Saturday, January 11, 2014

CRISPY BAKED SMASHED POTATOES



This is one of the first things I learned to cook when I became domesticated.  My other half has an obsession with potatoes: baked, fried, smashed, mashed, sauteed.  The only "recipe" I knew was chopping them up, shaking them in a bag with a packet of onion soup mix, and baking them.  Which is delicious, by the way!

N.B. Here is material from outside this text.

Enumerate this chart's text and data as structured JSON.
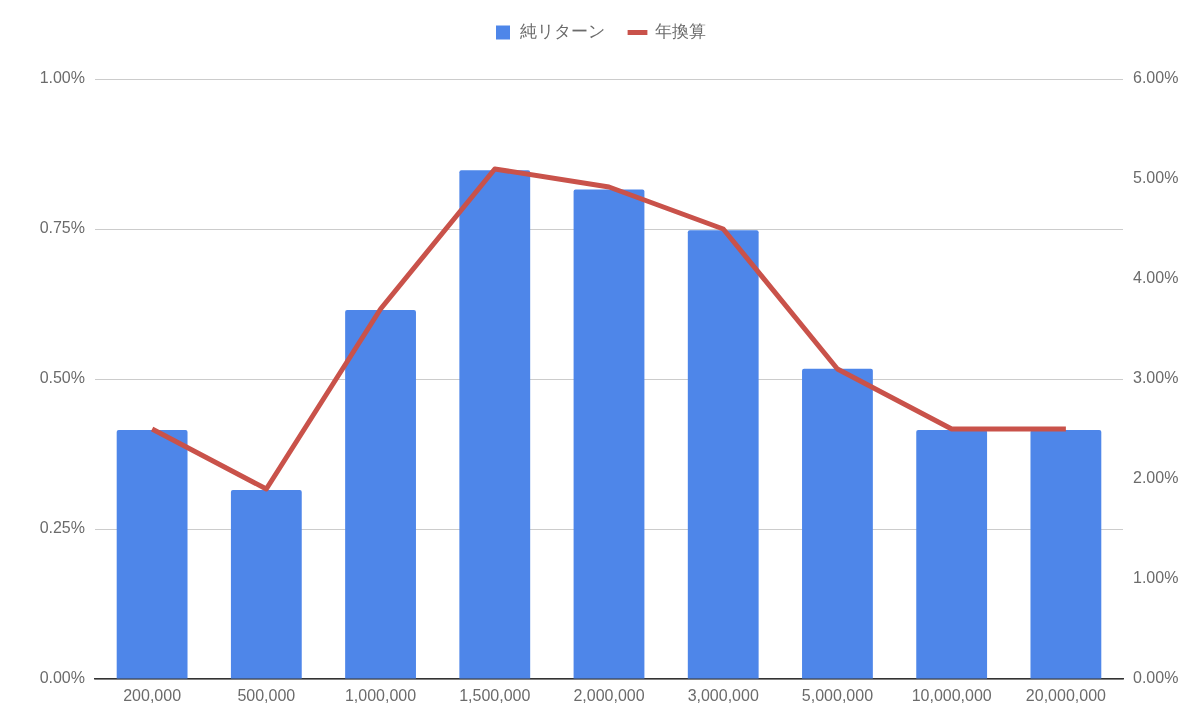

Anyway, I had to learn new methods to make my man's favorite food.  I came across this recipe several times on different cooking blogs.  It's simple.  Cook potatoes until they're soft.  Place them on a baking sheet, smash them flat, drizzle on olive oil, season, bake.  The first step is up to you.  Do you have time to boil potatoes, or would you rather microwave them?  I've only done the microwave method, and they've been delicious each time.  Toppings are also up to you.  Salt and pepper, seasoned salt, cheese, bacon and mushrooms are all fine choices.  This is a recipe you can truly make your own.  Just make sure you salt the potatoes well, since salt is a potato's best friend.  You can also use whatever size potato you want.  The smaller ones allow you to eat several and be able to justify it since they're so teeny.  If you go big, you'll probably only be able to eat one or two without feeling shame.  

Ingredients

3-4 small potatoes or 1-2 medium potatoes per person
extra virgin olive oil
coarse kosher salt
fresh ground black pepper
seasoned salt, shredded cheese, sauteed mushrooms, bacon, whatever you want to top these babies with!

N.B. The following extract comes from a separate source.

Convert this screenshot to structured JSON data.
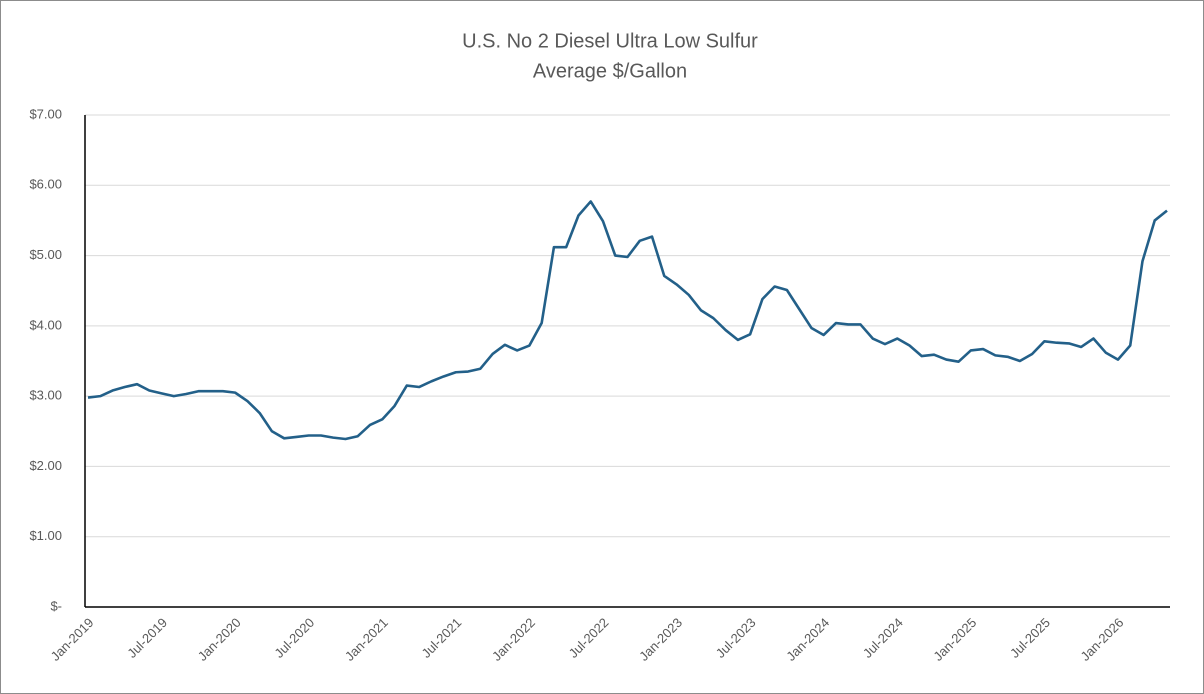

Preheat oven to 450.  Wash and scrub potatoes well.  Poke holes in each potato with a fork.  Microwave potatoes on plate covered with a paper towel for about 8 minutes, or until fork tender.  Lightly drizzle a cookie sheet or the broiler pan from your oven with olive oil, so the potatoes don't stick during cooking.  Place potatoes on pan, then smash them flat with a fork or potato masher.  The skin will crack open so you'll have yummy soft potato, but also some crispy skin.  Drizzle each potato with about half a tablespoon of oil (enough so they won't dry out, but aren't soaked; use your judgement here) then generously sprinkle on salt and pepper.  Bake for about 25 minutes, or until potatoes are browned and crispy.  Serve immediately.